PAYGO – which requires that all legislation expanding entitlements or cutting taxes be fully offset – has been exposed an ineffective gimmick. PAYGO exempts discretionary spending increases (which comprise 40 percent of the budget) as well as the automatic 6 to 8 percent annual baseline increases in entitlement spending. PAYGO merely says that if Congress wants to grow total entitlement spending faster than the baseline rate, they must raise taxes accordingly. Or, if they want to reduce net taxes, they must cut entitlement spending accordingly.
Given PAYGO’s limited reach, one would assume Congress could easily comply with it, but it doesn’t. Congress has waived PAYGO every time it proved even slightly inconvenient – 12 times in the 110th Congress alone. They waived it to extend unemployment benefits. They waived it to create a $63 billion veterans’ entitlement. In the current 111th Congress, they waived it for the $787 billion “stimulus” bill. House Speaker Nancy Pelosi (D-CA) suggested that PAYGO be waived for any bill she feels will help the economy.
Waiving PAYGO is typically done before a bill comes to the floor by the Rules Committee, thus sparing lawmakers the spectacle of publicly voting to ignore their own fiscal responsibility rules.

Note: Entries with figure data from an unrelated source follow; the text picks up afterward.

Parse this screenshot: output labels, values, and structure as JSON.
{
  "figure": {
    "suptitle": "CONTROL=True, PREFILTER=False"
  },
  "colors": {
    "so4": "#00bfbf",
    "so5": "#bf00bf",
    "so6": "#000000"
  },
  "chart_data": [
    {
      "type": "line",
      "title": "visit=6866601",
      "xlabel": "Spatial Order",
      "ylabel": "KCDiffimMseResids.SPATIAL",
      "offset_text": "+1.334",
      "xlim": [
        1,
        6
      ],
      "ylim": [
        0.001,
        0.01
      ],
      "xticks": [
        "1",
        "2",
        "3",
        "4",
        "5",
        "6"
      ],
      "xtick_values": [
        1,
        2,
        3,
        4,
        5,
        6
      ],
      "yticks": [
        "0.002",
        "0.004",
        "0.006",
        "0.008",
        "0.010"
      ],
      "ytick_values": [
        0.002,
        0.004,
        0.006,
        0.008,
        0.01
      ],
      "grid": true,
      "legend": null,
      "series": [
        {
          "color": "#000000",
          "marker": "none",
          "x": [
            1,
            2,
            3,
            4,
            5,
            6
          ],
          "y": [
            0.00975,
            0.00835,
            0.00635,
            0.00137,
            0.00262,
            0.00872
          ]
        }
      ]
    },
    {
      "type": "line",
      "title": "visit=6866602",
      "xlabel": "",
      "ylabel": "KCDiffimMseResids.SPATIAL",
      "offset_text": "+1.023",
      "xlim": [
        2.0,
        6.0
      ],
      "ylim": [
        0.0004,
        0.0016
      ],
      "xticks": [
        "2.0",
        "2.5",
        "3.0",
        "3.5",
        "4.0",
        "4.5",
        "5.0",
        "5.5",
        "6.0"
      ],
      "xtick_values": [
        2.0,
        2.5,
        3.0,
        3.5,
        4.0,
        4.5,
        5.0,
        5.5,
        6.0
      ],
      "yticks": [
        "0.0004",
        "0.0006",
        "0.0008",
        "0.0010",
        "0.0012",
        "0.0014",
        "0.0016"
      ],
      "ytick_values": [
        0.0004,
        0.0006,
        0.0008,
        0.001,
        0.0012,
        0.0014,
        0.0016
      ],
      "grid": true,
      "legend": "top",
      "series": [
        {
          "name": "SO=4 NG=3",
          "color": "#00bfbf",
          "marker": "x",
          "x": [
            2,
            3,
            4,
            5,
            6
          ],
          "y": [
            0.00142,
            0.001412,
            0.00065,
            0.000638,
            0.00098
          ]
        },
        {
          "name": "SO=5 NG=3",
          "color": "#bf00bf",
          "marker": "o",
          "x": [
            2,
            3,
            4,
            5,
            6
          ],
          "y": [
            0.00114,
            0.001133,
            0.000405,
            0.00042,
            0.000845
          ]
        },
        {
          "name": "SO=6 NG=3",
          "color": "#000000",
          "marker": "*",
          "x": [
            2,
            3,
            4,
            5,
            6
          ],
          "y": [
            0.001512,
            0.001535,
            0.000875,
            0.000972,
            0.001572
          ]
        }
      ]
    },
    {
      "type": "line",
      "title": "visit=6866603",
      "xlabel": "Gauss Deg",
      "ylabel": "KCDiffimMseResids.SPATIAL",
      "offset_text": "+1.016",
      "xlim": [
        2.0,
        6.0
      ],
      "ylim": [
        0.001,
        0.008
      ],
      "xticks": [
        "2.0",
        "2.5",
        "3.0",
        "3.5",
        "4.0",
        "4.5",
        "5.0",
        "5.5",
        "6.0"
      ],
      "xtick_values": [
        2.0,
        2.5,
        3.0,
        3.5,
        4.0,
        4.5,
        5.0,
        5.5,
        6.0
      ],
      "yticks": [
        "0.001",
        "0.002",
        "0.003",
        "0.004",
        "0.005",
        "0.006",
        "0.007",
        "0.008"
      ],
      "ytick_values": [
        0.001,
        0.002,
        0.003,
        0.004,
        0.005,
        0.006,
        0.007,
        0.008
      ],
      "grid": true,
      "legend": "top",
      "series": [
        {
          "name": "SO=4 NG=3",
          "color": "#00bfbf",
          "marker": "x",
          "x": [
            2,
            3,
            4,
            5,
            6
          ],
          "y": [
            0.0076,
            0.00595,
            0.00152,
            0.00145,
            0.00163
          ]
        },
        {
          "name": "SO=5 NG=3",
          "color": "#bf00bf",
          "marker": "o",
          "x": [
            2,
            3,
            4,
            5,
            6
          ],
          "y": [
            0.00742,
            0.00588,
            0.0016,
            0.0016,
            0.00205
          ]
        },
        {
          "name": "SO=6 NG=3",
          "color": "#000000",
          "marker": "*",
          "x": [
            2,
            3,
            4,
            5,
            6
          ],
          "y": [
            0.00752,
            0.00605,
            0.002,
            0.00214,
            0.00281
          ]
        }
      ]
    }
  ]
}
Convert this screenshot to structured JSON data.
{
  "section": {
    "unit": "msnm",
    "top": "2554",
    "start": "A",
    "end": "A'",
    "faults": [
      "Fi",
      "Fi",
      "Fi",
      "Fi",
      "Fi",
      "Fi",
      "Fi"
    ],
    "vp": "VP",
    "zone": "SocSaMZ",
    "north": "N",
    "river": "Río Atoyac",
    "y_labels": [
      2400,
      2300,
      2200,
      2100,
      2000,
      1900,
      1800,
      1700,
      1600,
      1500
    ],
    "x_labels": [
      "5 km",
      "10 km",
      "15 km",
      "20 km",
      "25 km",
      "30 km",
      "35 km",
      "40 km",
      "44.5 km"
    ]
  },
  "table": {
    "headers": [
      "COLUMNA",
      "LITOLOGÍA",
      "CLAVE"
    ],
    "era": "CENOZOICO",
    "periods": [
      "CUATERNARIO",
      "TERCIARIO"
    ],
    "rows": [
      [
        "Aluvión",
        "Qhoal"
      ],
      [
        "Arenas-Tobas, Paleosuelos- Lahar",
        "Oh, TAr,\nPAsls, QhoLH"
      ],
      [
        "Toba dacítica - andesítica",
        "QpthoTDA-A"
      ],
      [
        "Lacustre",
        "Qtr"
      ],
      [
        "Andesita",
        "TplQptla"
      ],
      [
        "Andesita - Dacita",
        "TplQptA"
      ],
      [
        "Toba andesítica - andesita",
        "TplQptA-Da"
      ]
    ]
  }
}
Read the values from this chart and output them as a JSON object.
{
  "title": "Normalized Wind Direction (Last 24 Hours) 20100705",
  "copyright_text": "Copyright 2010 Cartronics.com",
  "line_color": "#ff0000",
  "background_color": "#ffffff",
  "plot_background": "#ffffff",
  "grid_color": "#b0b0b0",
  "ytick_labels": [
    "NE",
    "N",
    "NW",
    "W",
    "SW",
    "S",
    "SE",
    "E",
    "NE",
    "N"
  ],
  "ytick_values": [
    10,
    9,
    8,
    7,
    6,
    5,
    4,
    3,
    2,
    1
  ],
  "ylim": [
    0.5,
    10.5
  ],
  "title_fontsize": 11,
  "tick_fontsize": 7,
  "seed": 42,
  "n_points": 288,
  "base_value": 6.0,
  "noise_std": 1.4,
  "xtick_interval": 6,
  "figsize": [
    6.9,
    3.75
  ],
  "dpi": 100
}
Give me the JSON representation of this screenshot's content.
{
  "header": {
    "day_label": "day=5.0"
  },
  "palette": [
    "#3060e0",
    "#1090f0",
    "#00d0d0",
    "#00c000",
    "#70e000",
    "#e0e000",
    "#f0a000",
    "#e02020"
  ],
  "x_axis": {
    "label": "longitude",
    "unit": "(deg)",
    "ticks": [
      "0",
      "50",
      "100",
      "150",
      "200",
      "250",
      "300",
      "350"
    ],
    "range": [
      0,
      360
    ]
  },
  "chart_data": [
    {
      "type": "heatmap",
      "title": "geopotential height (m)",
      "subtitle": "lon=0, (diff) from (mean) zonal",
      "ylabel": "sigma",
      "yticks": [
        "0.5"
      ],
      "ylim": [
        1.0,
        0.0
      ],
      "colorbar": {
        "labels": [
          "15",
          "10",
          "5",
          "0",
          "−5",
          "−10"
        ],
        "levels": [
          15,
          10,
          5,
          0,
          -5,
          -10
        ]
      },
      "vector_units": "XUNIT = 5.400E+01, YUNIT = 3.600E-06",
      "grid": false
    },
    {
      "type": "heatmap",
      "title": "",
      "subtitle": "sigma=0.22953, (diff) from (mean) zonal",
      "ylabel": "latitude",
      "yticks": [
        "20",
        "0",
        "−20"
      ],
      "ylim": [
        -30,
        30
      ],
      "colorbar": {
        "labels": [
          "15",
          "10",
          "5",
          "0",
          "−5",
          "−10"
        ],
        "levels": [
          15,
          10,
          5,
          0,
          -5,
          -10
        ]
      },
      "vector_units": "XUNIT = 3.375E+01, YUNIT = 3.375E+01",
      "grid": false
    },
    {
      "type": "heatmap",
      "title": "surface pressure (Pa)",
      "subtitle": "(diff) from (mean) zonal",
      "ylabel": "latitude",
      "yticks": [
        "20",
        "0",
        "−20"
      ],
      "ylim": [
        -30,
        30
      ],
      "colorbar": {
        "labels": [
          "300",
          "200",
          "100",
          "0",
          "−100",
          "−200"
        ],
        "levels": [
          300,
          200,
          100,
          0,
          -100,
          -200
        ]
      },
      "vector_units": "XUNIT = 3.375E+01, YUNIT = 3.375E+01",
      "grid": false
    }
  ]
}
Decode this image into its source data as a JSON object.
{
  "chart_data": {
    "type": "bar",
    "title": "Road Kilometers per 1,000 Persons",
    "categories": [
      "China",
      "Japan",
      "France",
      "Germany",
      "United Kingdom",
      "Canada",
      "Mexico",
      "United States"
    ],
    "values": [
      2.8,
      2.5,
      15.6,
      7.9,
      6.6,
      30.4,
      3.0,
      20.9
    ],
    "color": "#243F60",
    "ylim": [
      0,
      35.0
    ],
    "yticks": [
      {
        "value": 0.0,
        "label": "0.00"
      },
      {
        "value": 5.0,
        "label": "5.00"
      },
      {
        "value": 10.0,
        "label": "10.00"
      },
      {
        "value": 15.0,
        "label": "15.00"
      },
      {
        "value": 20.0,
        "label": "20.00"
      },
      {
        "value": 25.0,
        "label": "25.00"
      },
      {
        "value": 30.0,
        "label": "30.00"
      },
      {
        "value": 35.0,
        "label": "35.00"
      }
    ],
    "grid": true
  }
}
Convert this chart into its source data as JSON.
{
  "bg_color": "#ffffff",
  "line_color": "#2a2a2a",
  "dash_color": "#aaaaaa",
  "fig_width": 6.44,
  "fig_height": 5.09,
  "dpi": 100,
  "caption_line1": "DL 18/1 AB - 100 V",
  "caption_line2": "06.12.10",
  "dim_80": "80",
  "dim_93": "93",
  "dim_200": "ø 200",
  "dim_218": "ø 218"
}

Rep. Whitfield has authored a resolution (H. Res 671) requiring that any waiving of PAYGO require a separate up-or-down House vote. Rather than hide behind the Rules Committee, lawmakers would have to publicly go on the record. Transparency brings accountability, and voters could use these votes to judge whether their lawmakers treat PAYGO as a gimmick to be routinely ignored on spending bills, or a true constraint on Congress’ spending appetite. If the Democratic House leadership truly believes in PAYGO, they should bring H. Res 671 to the floor for a vote.